Chaque début d’année nous ramène les chiffres de ce qu’on appelle communément le décret de population. Il s’agit, essentiellement, d’un outil gouvernemental qui établit la population des villes et municipalités du Québec à chaque début d’année. Le décret est basé sur les plus récentes données démographiques et les estimations provenant de l’Institut de la statistique du Québec, qui fournit chaque année au ministère des Affaires municipales et de l’Occupation du territoire les informations nécessaires pour chacune des localités du Québec. Pour 2018, le décret a été adopté le 12 décembre par le conseil des ministres et a été publié dans la Gazette officielle du Québec du 26 décembre dernier. Les chiffres sont en vigueur depuis le 1er janvier.

Même s’ils sont basés sur des données réelles, ils demeurent une estimation utilisée essentiellement pour l’élaboration de politiques et de programmes gouvernementaux ou pour déterminer des montants auxquelles les municipalités ont droit en vertu de certains programmes. Le ministère des Affaires municipales met en garde de ne pas utiliser ces chiffres pour un suivi historique de la population des municipalités, que ce soit à des fins d’analyse démographique ou d’aménagement du territoire. Mais ils permettent tout de même de constater l’évolution démographique. Les chiffres du décret et les chiffres officiels des portraits démographiques de l’Institut de la statistique du Québec diffèrent très peu.

Pour une rare fois au cours des quinze dernières années, la population de Trois-Rivières afficherait une légère baisse. On estime à 136 847 habitants la population de la Cité de Laviolette pour 2019. C’est 179 personnes de moins que l’an dernier. Ça demeure une variation minime. Minime, mais négative.

Pourtant, c’est lorsqu’on compare les chiffres de 2002 et ceux pour 2019 qu’on constate que Trois-Rivières a connu une augmentation démographique importante. Avec une population de 136 847 habitants, c’est comme si, depuis la fusion du 1er janvier 2002, on avait ajouté à Trois-Rivières une ville de la taille de La Tuque ou de Bécancour. C’est 10 409 personnes de plus qu’il y a dix-sept ans.

Un tel écart est attribuable non seulement à un accroissement naturel, mais aussi à la migration interrégionale. Des personnes qui habitent d’autres régions du Québec et qui décident de venir s’installer à Trois-Rivières ou en Mauricie.
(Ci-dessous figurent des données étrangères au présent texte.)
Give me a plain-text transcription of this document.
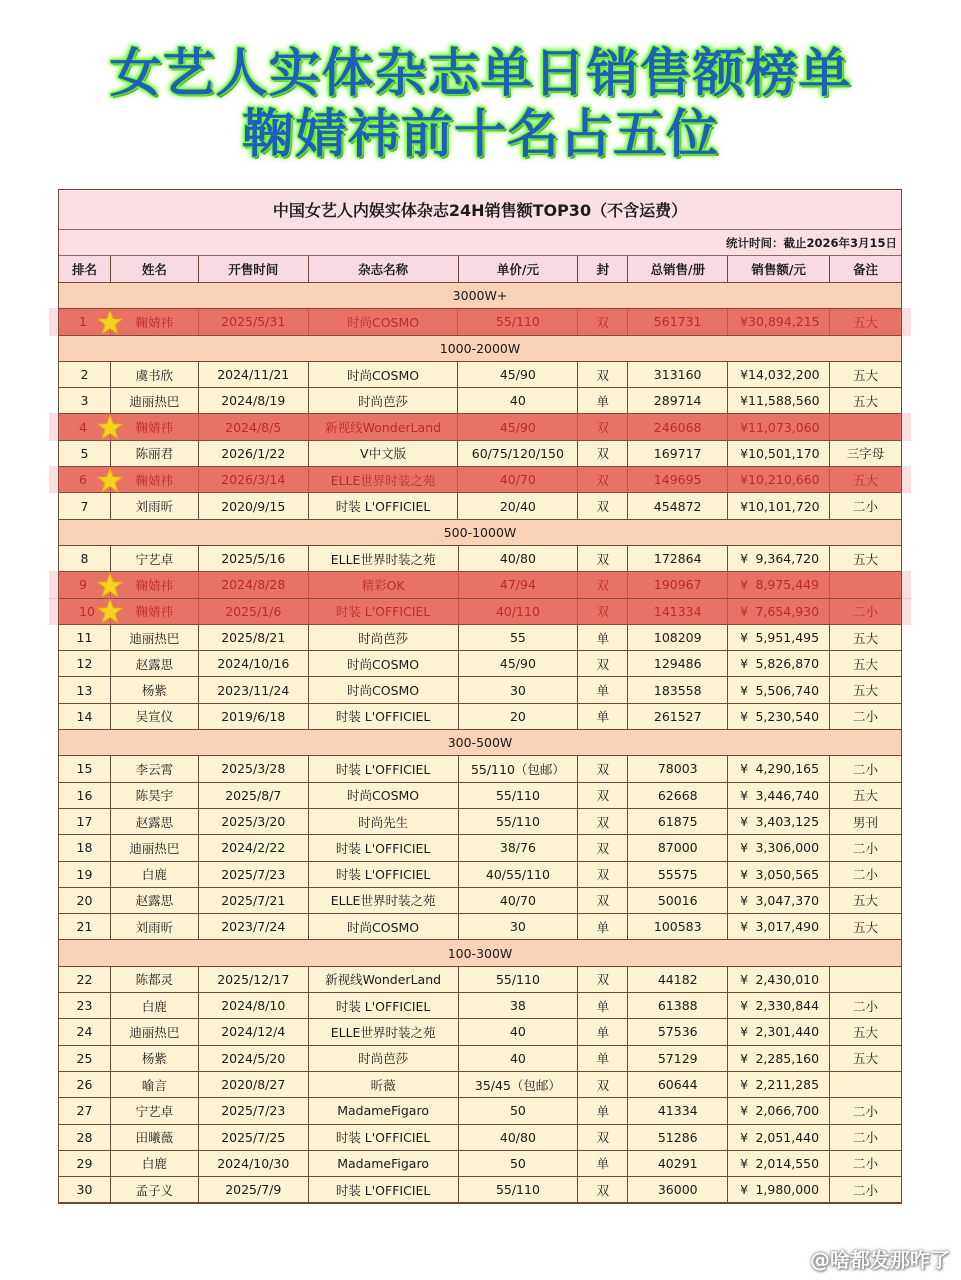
女艺人实体杂志单日销售额榜单
鞠婧祎前十名占五位
中国女艺人内娱实体杂志24H销售额TOP30（不含运费）
统计时间：截止2026年3月15日
排名	姓名	开售时间	杂志名称	单价/元	封	总销售/册	销售额/元	备注
3000W+
1	鞠婧祎	2025/5/31	时尚COSMO	55/110	双	561731	¥ 30,894,215	五大
1000-2000W
2	虞书欣	2024/11/21	时尚COSMO	45/90	双	313160	¥ 14,032,200	五大
3	迪丽热巴	2024/8/19	时尚芭莎	40	单	289714	¥ 11,588,560	五大
4	鞠婧祎	2024/8/5	新视线WonderLand	45/90	双	246068	¥ 11,073,060
5	陈丽君	2026/1/22	V中文版	60/75/120/150	双	169717	¥ 10,501,170	三字母
6	鞠婧祎	2026/3/14	ELLE世界时装之苑	40/70	双	149695	¥ 10,210,660	五大
7	刘雨昕	2020/9/15	时装 L'OFFICIEL	20/40	双	454872	¥ 10,101,720	二小
500-1000W
8	宁艺卓	2025/5/16	ELLE世界时装之苑	40/80	双	172864	¥ 9,364,720	五大
9	鞠婧祎	2024/8/28	精彩OK	47/94	双	190967	¥ 8,975,449
10	鞠婧祎	2025/1/6	时装 L'OFFICIEL	40/110	双	141334	¥ 7,654,930	二小
11	迪丽热巴	2025/8/21	时尚芭莎	55	单	108209	¥ 5,951,495	五大
12	赵露思	2024/10/16	时尚COSMO	45/90	双	129486	¥ 5,826,870	五大
13	杨紫	2023/11/24	时尚COSMO	30	单	183558	¥ 5,506,740	五大
14	吴宣仪	2019/6/18	时装 L'OFFICIEL	20	单	261527	¥ 5,230,540	二小
300-500W
15	李云霄	2025/3/28	时装 L'OFFICIEL	55/110（包邮）	双	78003	¥ 4,290,165	二小
16	陈昊宇	2025/8/7	时尚COSMO	55/110	双	62668	¥ 3,446,740	五大
17	赵露思	2025/3/20	时尚先生	55/110	双	61875	¥ 3,403,125	男刊
18	迪丽热巴	2024/2/22	时装 L'OFFICIEL	38/76	双	87000	¥ 3,306,000	二小
19	白鹿	2025/7/23	时装 L'OFFICIEL	40/55/110	双	55575	¥ 3,050,565	二小
20	赵露思	2025/7/21	ELLE世界时装之苑	40/70	双	50016	¥ 3,047,370	五大
21	刘雨昕	2023/7/24	时尚COSMO	30	单	100583	¥ 3,017,490	五大
100-300W
22	陈都灵	2025/12/17	新视线WonderLand	55/110	双	44182	¥ 2,430,010
23	白鹿	2024/8/10	时装 L'OFFICIEL	38	单	61388	¥ 2,330,844	二小
24	迪丽热巴	2024/12/4	ELLE世界时装之苑	40	单	57536	¥ 2,301,440	五大
25	杨紫	2024/5/20	时尚芭莎	40	单	57129	¥ 2,285,160	五大
26	喻言	2020/8/27	昕薇	35/45（包邮）	双	60644	¥ 2,211,285
27	宁艺卓	2025/7/23	MadameFigaro	50	单	41334	¥ 2,066,700	二小
28	田曦薇	2025/7/25	时装 L'OFFICIEL	40/80	双	51286	¥ 2,051,440	二小
29	白鹿	2024/10/30	MadameFigaro	50	单	40291	¥ 2,014,550	二小
30	孟子义	2025/7/9	时装 L'OFFICIEL	55/110	双	36000	¥ 1,980,000	二小
@啥都发那咋了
C’est souvent le cas de nouveaux retraités originaires de la région, ce qui est bon pour l’augmentation du nombre d’habitants mais qui l’est moins pour les statistiques sur le vieillissement de la population.

Il faut reconnaître que la hausse globale de la population trifluvienne est largement attribuable aux efforts de la Ville pour attirer des nouveaux arrivants, des nouveaux travailleurs ou des nouveaux retraités: rajeunir les infrastructures, améliorer l’offre de services, les loisirs, les plateaux sportifs, les événements. Des outils ont été mis en place pour rendre la ville plus attrayante, pour diversifier l’économie. C’est tout cela qui se répercute maintenant dans le bilan démographique.

Fait à noter, si Trois-Rivières enregistre une légère baisse cette année mais une augmentation globale depuis 2002, c’est le contraire pour Shawinigan. Après avoir encaissé baisse après baisse, voilà qu’il y aurait, pour 2019, une légère hausse de sa population.

Dans le cas de Trois-Rivières, il faut souhaiter que la baisse enregistrée ne soit qu’un soubresaut, voire un ajustement. Dans le cas de Shawinigan, il faut espérer que la légère hausse annonce enfin le renversement de tendance espéré depuis si longtemps.